One of the promises of cloud computing, particularly IaaS, is that the providers operate at a scale that affords certain benefits that hard to justify and implement for all but the largest private datacenter operations. For example, most cloud datacenters have physical security and power redundancy that is likely cost prohibitive for most companies whose primary business is not running a datacenter. Meltdown and Spectre highlighted some additional benefits of operating in the cloud, and also some potential downsides.
First, since manage servers is the very business of cloud providers and they tend to have very large numbers of physical servers, it seems that most cloud companies were able to gain early insight into the issues and perform early testing of patches.
Second, because cloud providers do have so many systems to manage and the name of the game is efficiency, cloud providers tend to be highly automated, and so most of the major cloud providers were able patch their estates either well before the disclosure, or shortly after the disclosure. That’s a good thing, as many companies continue to struggle with obtaining firmware fixes from their hardware vendors nearly two weeks later. Of course, to fully address the vulnerability, cloud customers also have to apply operating system patches to their virtual server instances.
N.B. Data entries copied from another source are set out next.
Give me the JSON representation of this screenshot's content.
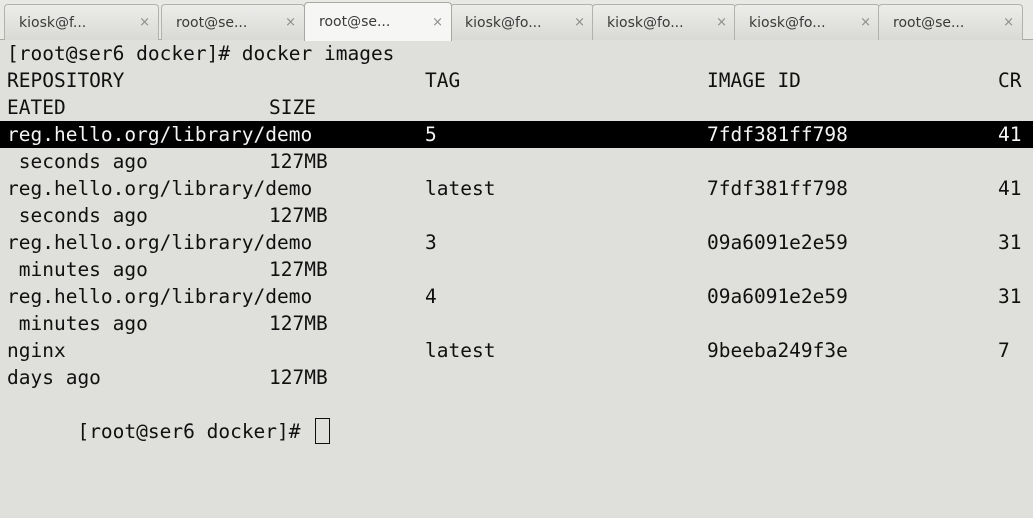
{
  "tabs": [
    {
      "label": "kiosk@f...",
      "close": "×",
      "active": false
    },
    {
      "label": "root@se...",
      "close": "×",
      "active": false
    },
    {
      "label": "root@se...",
      "close": "×",
      "active": true
    },
    {
      "label": "kiosk@fo...",
      "close": "×",
      "active": false
    },
    {
      "label": "kiosk@fo...",
      "close": "×",
      "active": false
    },
    {
      "label": "kiosk@fo...",
      "close": "×",
      "active": false
    },
    {
      "label": "root@se...",
      "close": "×",
      "active": false
    }
  ],
  "terminal": {
    "prompt": "[root@ser6 docker]# docker images",
    "header": {
      "repository": "REPOSITORY",
      "tag": "TAG",
      "image_id": "IMAGE ID",
      "created_part1": "CR",
      "created_part2": "EATED",
      "size": "SIZE"
    },
    "rows": [
      {
        "repository": "reg.hello.org/library/demo",
        "tag": "5",
        "image_id": "7fdf381ff798",
        "created_num": "41",
        "created_rest": " seconds ago",
        "size": "127MB",
        "selected": true
      },
      {
        "repository": "reg.hello.org/library/demo",
        "tag": "latest",
        "image_id": "7fdf381ff798",
        "created_num": "41",
        "created_rest": " seconds ago",
        "size": "127MB",
        "selected": false
      },
      {
        "repository": "reg.hello.org/library/demo",
        "tag": "3",
        "image_id": "09a6091e2e59",
        "created_num": "31",
        "created_rest": " minutes ago",
        "size": "127MB",
        "selected": false
      },
      {
        "repository": "reg.hello.org/library/demo",
        "tag": "4",
        "image_id": "09a6091e2e59",
        "created_num": "31",
        "created_rest": " minutes ago",
        "size": "127MB",
        "selected": false
      },
      {
        "repository": "nginx",
        "tag": "latest",
        "image_id": "9beeba249f3e",
        "created_num": "7",
        "created_rest": "days ago",
        "size": "127MB",
        "selected": false
      }
    ],
    "final_prompt": "[root@ser6 docker]# "
  },
  "colors": {
    "terminal_bg": "#dfdfdb",
    "text": "#101010",
    "selection_bg": "#000000",
    "selection_fg": "#f4f4f4"
  }
}
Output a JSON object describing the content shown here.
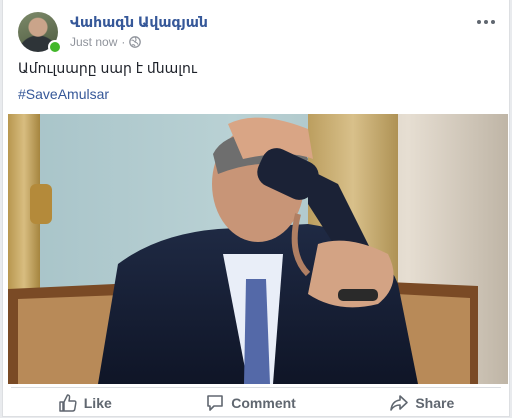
{
  "post": {
    "author": "Վահագն Ավագյան",
    "timestamp": "Just now",
    "separator": "·",
    "privacy_icon": "globe-icon",
    "text": "Ամուլսարը սար է մնալու",
    "hashtag": "#SaveAmulsar",
    "more_icon": "more-options-icon"
  },
  "actions": {
    "like_label": "Like",
    "comment_label": "Comment",
    "share_label": "Share"
  },
  "colors": {
    "link": "#365899",
    "secondary": "#606770",
    "online": "#42b72a"
  }
}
There are some downsides, however.
First, Meltdown provided an apparent possibility for a guest in one virtual machine to read the memory of a different virtual machine running on the same physical server. This is a threat that doesn’t exist on private servers, or is much less concerning for private cloud. This vulnerability existed for many years and we may never know it is was actually used for this purpose, however once it was disclosed, cloud providers (generally) applied fixes before any known exploitation was seen in the wild.
Second, another benefit of cloud from the consumer perspective is “buying only what you need”. In the case of dedicated servers, we traditionally size the server to accommodate the maximum amount of load it would need to handle while providing the required performance. Cloud, though, gave us the ability to add capacity on demand, and because on a clock cycle-by-clock cycle basis, cloud is more expensive than a physical server in the long run, we tend to only buy the capacity we need at the time. After cloud providers applied the Meltdown patches, at least some kinds of workloads saw a dramatic increase in required compute capacity to maintain the same level of performance. One of the big downsides to cloud therefore, seems to the risk of a sudden change in the operating environment that results in higher cloud service costs. As problematic as that might be, firing an API to increase the execution cap or add CPUs to a cloud server is logistically much simpler than private physical servers experiencing the same performance hit and needing to be replaced, which requires the arduous process of obtaining approval for a new server, placing the order, waiting, racking, cabling, set up, and so on.
Man, that second point is something I hadn’t considered. That’s something that’ll need to be discussed in a lot of businesses over the coming months.